Los puentes propiamente puentean las fechas que los provocan, como este uno de mayo; las hacen pasar por debajo de la obra, viaducto o pasarela que nos sirve para escapar durante unos días. Llega el puente y nos vamos o nos despegamos, sin movernos, de la actualidad. Huir y fluir son palabras vecinas de letra y música; huimos por el puente mientras por debajo fluye el río conmemorativo que corresponde. En el caso de hoy, la Fiesta del Trabajo (que se ha vuelto un decir). Antes, por jugar, la gente contaba chistes laborales facilones, del tipo "el trabajo es tan malo que hasta lo pagan". Hoy nadie bromea ya con esas cosas, o no ese modo; se comprende que el humor laboral hay que corresponderlo con una ironía más amarga. Porque el río del trabajo que ahora pasa por debajo del puente del uno de mayo no es caudal abundante sino arroyo reseco de la precariedad (90% de los últimos contratos firmados en Euskadi, sin ir más lejos); o río imprevisible (como el Guadiana) que ahora sale y luego se lo come la tierra.

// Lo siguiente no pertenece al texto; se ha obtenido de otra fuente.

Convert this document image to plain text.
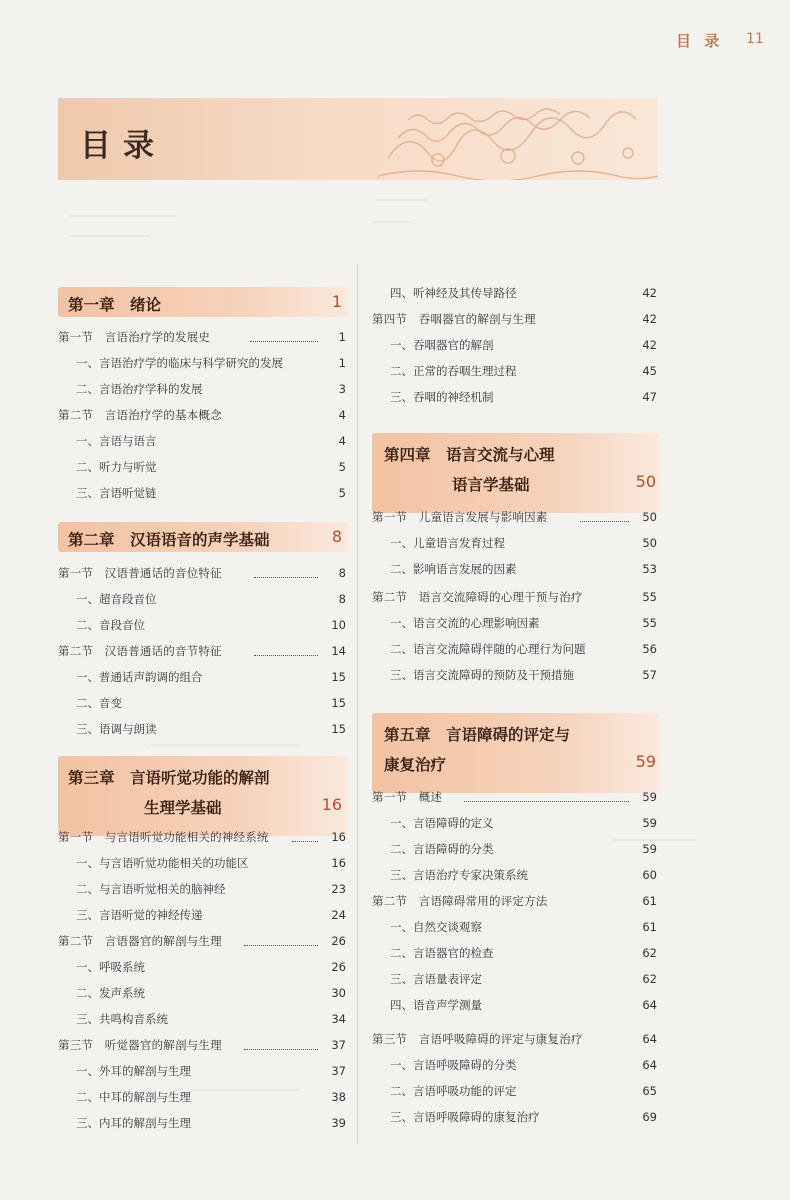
目 录 11
目录
第一章　绪论	1
第一节　言语治疗学的发展史	1
一、言语治疗学的临床与科学研究的发展	1
二、言语治疗学科的发展	3
第二节　言语治疗学的基本概念	4
一、言语与语言	4
二、听力与听觉	5
三、言语听觉链	5
第二章　汉语语音的声学基础	8
第一节　汉语普通话的音位特征	8
一、超音段音位	8
二、音段音位	10
第二节　汉语普通话的音节特征	14
一、普通话声韵调的组合	15
二、音变	15
三、语调与朗读	15
第三章　言语听觉功能的解剖
生理学基础	16
第一节　与言语听觉功能相关的神经系统	16
一、与言语听觉功能相关的功能区	16
二、与言语听觉相关的脑神经	23
三、言语听觉的神经传递	24
第二节　言语器官的解剖与生理	26
一、呼吸系统	26
二、发声系统	30
三、共鸣构音系统	34
第三节　听觉器官的解剖与生理	37
一、外耳的解剖与生理	37
二、中耳的解剖与生理	38
三、内耳的解剖与生理	39
四、听神经及其传导路径	42
第四节　吞咽器官的解剖与生理	42
一、吞咽器官的解剖	42
二、正常的吞咽生理过程	45
三、吞咽的神经机制	47
第四章　语言交流与心理
语言学基础	50
第一节　儿童语言发展与影响因素	50
一、儿童语言发育过程	50
二、影响语言发展的因素	53
第二节　语言交流障碍的心理干预与治疗	55
一、语言交流的心理影响因素	55
二、语言交流障碍伴随的心理行为问题	56
三、语言交流障碍的预防及干预措施	57
第五章　言语障碍的评定与
康复治疗	59
第一节　概述	59
一、言语障碍的定义	59
二、言语障碍的分类	59
三、言语治疗专家决策系统	60
第二节　言语障碍常用的评定方法	61
一、自然交谈观察	61
二、言语器官的检查	62
三、言语量表评定	62
四、语音声学测量	64
第三节　言语呼吸障碍的评定与康复治疗	64
一、言语呼吸障碍的分类	64
二、言语呼吸功能的评定	65
三、言语呼吸障碍的康复治疗	69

En este contexto de contratitos y contratuelos, en este sí es no del empleo, de "vuelva usted mañana que ya veremos si le necesitamos para algo"; en este árido paisaje laboral, extraña que al trabajo se le siga aplicando el mismo nombre de toda la vida. O mejor dicho, lo que extraña es que no se hayan levantado aún voces airadas exigiendo que no se llame "trabajo" a actividades o manejos de empleo que son obviamente otra cosa. Que no surjan en este campo voces como las que se niegan, por ejemplo, a considerar matrimonio a la unión de parejas homosexuales en nombre no de una visión discriminada del mundo (como podría parecer a simple vista) sino de la pureza terminológica, del rigor lingüístico. Extraña que al "trabajo" no le salgan el mismo tipo de coherencias léxicas, de defensas verbales.

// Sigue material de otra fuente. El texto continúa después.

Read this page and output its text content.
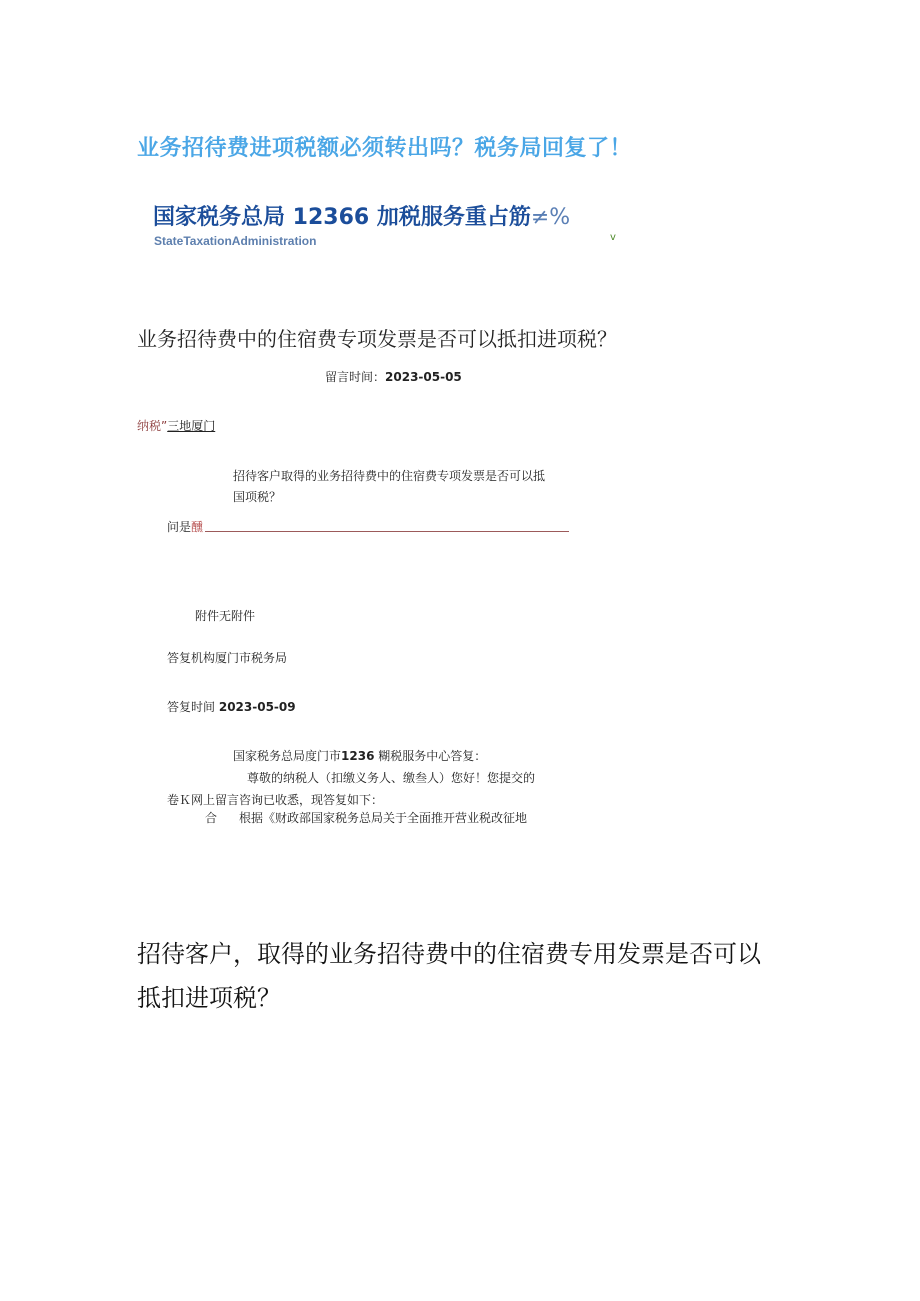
业务招待费进项税额必须转出吗？税务局回复了！
国家税务总局 12366 加税服务重占筋≠%
StateTaxationAdministration	v
业务招待费中的住宿费专项发票是否可以抵扣进项税？
留言时间：2023-05-05
纳税”三地厦门
招待客户取得的业务招待费中的住宿费专项发票是否可以抵
国项税？
问是 醺
附件无附件
答复机构厦门市税务局
答复时间 2023-05-09
国家税务总局度门市1236 糊税服务中心答复：
尊敬的纳税人（扣缴义务人、缴叁人）您好！您提交的
卷Ｋ网上留言咨询已收悉，现答复如下：
合 根据《财政部国家税务总局关于全面推开营业税改征地
招待客户，取得的业务招待费中的住宿费专用发票是否可以抵扣进项税？
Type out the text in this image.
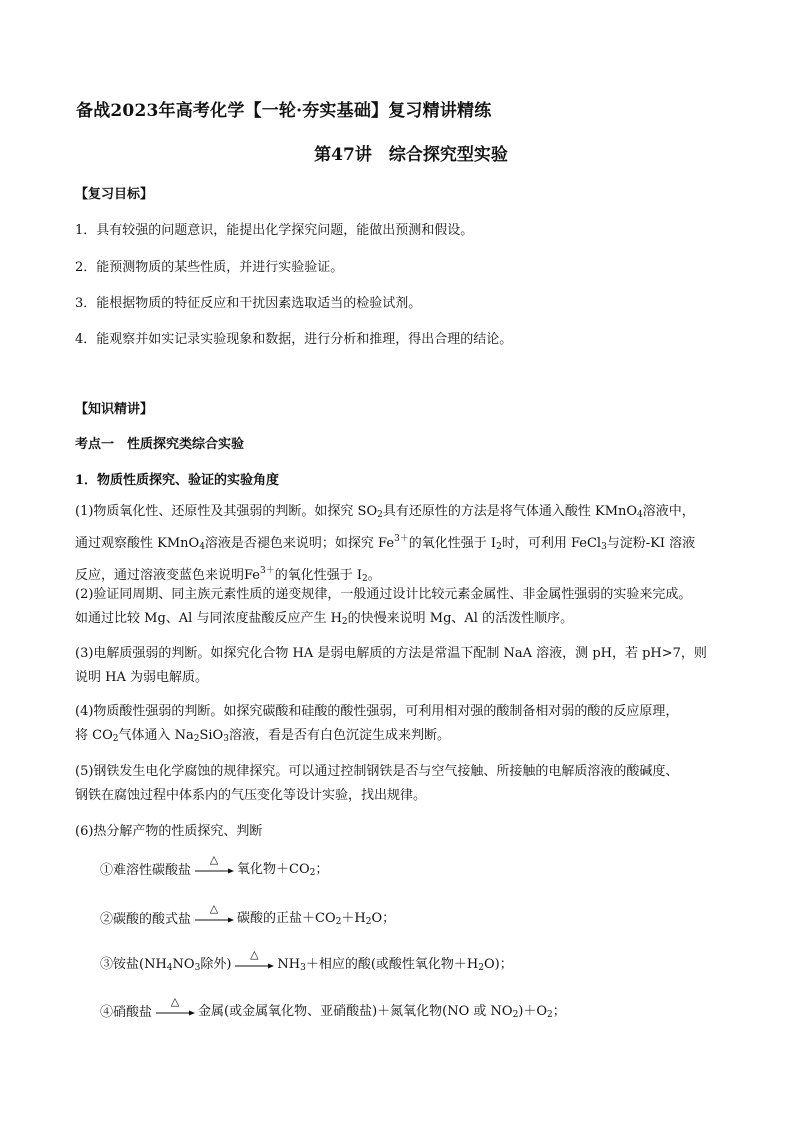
备战2023年高考化学【一轮·夯实基础】复习精讲精练
第47讲　综合探究型实验
【复习目标】
1．具有较强的问题意识，能提出化学探究问题，能做出预测和假设。
2．能预测物质的某些性质，并进行实验验证。
3．能根据物质的特征反应和干扰因素选取适当的检验试剂。
4．能观察并如实记录实验现象和数据，进行分析和推理，得出合理的结论。
【知识精讲】
考点一　性质探究类综合实验
1．物质性质探究、验证的实验角度
(1)物质氧化性、还原性及其强弱的判断。如探究 $SO_2$具有还原性的方法是将气体通入酸性 KMnO$_4$溶液中，
通过观察酸性 KMnO$_4$溶液是否褪色来说明；如探究 $Fe^{3+}$的氧化性强于 $I_2$时，可利用 FeCl$_3$与淀粉-KI 溶液
反应，通过溶液变蓝色来说明$Fe^{3+}$的氧化性强于 $I_2$。
(2)验证同周期、同主族元素性质的递变规律，一般通过设计比较元素金属性、非金属性强弱的实验来完成。
如通过比较 Mg、Al 与同浓度盐酸反应产生 $H_2$的快慢来说明 Mg、Al 的活泼性顺序。
(3)电解质强弱的判断。如探究化合物 HA 是弱电解质的方法是常温下配制 NaA 溶液，测 pH，若 pH>7，则
说明 HA 为弱电解质。
(4)物质酸性强弱的判断。如探究碳酸和硅酸的酸性强弱，可利用相对强的酸制备相对弱的酸的反应原理，
将 $CO_2$气体通入 $Na_2SiO_3$溶液，看是否有白色沉淀生成来判断。
(5)钢铁发生电化学腐蚀的规律探究。可以通过控制钢铁是否与空气接触、所接触的电解质溶液的酸碱度、
钢铁在腐蚀过程中体系内的气压变化等设计实验，找出规律。
(6)热分解产物的性质探究、判断
①难溶性碳酸盐
△
氧化物$+CO_2$；
②碳酸的酸式盐
△
碳酸的正盐$+CO_2+H_2O$；
③铵盐($NH_4NO_3$除外)
△
$NH_3+$相应的酸(或酸性氧化物$+H_2O$)；
④硝酸盐
△
金属(或金属氧化物、亚硝酸盐)＋氮氧化物(NO 或 $NO_2)+O_2$；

Como extraña que no estén a la orden del día las objeciones de conciencia laborales. Que del mismo modo que ya (a la media hora de haberse aprobado la ley) hay quien declara que nunca casará a una pareja homosexual, no haya quien anuncie públicamente que, en conciencia, no puede sentarse ni un día más al lado de una compañera que gana 30% menos por realizar el mismo trabajo. O que la conciencia no le permite seguir haciéndole a una persona contratos que duran sólo de lunes a viernes; de cada lunes hasta cada viernes, para evitar así pagarle los fines de semana. O que en conciencia no puede aprovechar la necesidad o la falta de papeles para pagar menos o exigir más o adelgazar los tabiques de la seguridad laboral.

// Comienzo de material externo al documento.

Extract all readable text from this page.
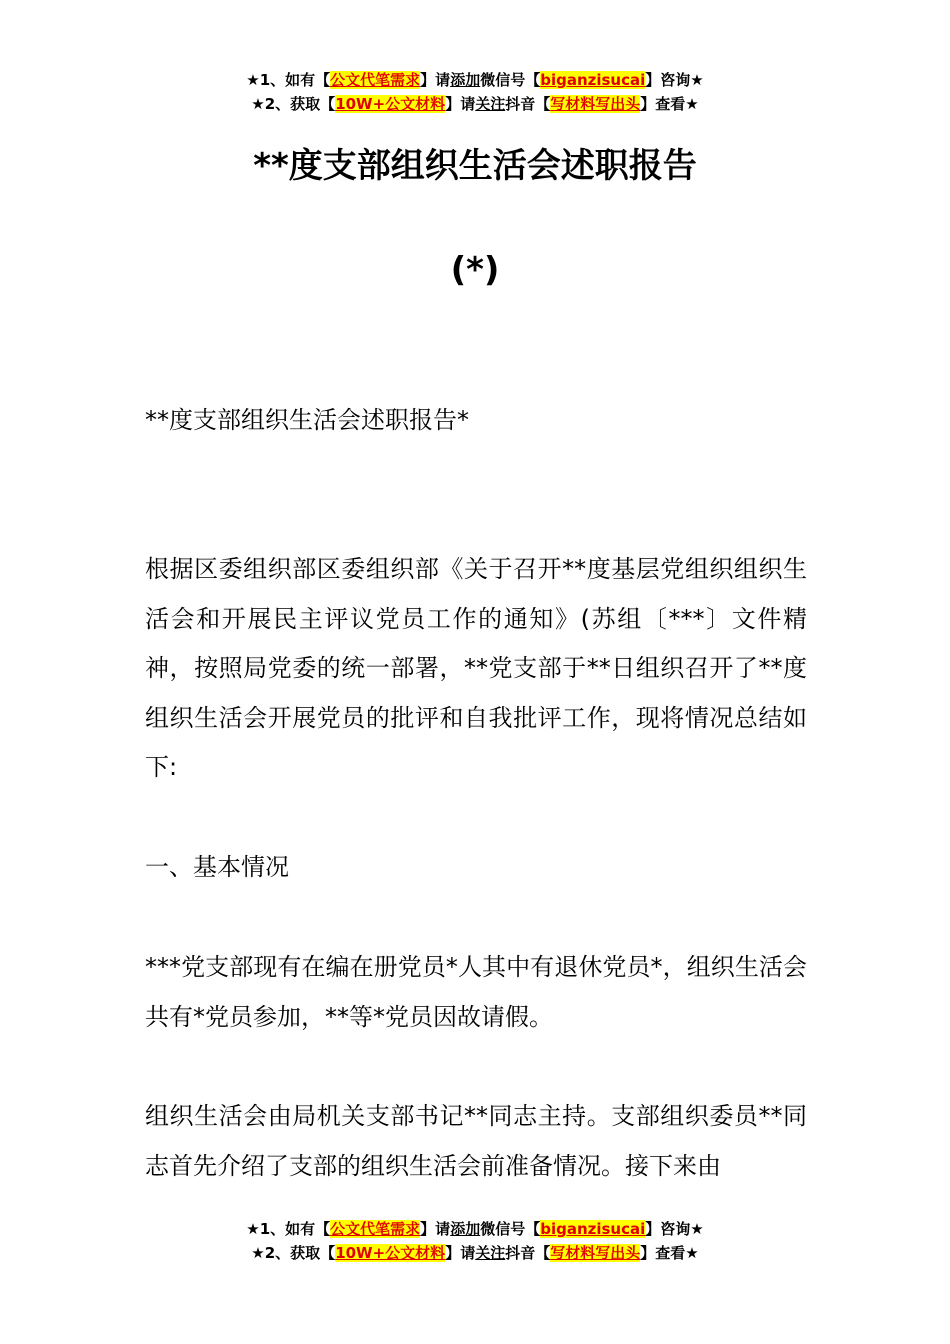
★1、如有【公文代笔需求】请添加微信号【biganzisucai】咨询★
★2、获取【10W+公文材料】请关注抖音【写材料写出头】查看★
**度支部组织生活会述职报告
(*)
**度支部组织生活会述职报告*
根据区委组织部区委组织部《关于召开**度基层党组织组织生活会和开展民主评议党员工作的通知》(苏组〔***〕文件精神，按照局党委的统一部署，**党支部于**日组织召开了**度组织生活会开展党员的批评和自我批评工作，现将情况总结如下:
一、基本情况
***党支部现有在编在册党员*人其中有退休党员*，组织生活会共有*党员参加，**等*党员因故请假。
组织生活会由局机关支部书记**同志主持。支部组织委员**同志首先介绍了支部的组织生活会前准备情况。接下来由
★1、如有【公文代笔需求】请添加微信号【biganzisucai】咨询★
★2、获取【10W+公文材料】请关注抖音【写材料写出头】查看★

Viajamos sobre el puente del Uno de Mayo y por debajo pasan las aguas turbias de un trabajo mal nombrado, desconcienciado y además, o por ello, peligroso. Aumentan las cifras de la siniestralidad paralelamente a la precariedad, la provisionalidad y/o la improvisación de las contrataciones, evidenciando que la seguridad no es sólo cuestión de coberturas normativas o formales, de condiciones objetivas o de accesorios. Que no se reduce a un casco, unas manoplas o un arnés, sino que fundamentalmente requiere preparación, confianza, ubicación de los trabajadores; es decir, un conjunto de ingredientes subjetivos que difícilmente podrá reunir quien trabaja de aquí para allá, desmotivado por contrato, formado a goteo, informado en marcha, o siempre (de)pendiente de un hilo impredecible. He mencionado antes los viejos chistes sobre el trabajo que ya no pueden tener gracia. Lo que menos gracia tiene es enfrentarse hoy a los datos de que en Euskadi la siniestralidad laboral aumentó en los dos primeros meses del año un 21,63%; y un 100% el número de accidentes mortales. Ninguna gracia, pasar por una obra, leer un cartel corriente "no se detenga junto a la valla" y pensar que no te avisa del peligro de que del andamio caiga sólo una teja o un martillo. Que hoy han aumentado las posibilidades de que junto con la herramienta se despeñe la mano que la sujeta y el resto. Los restos.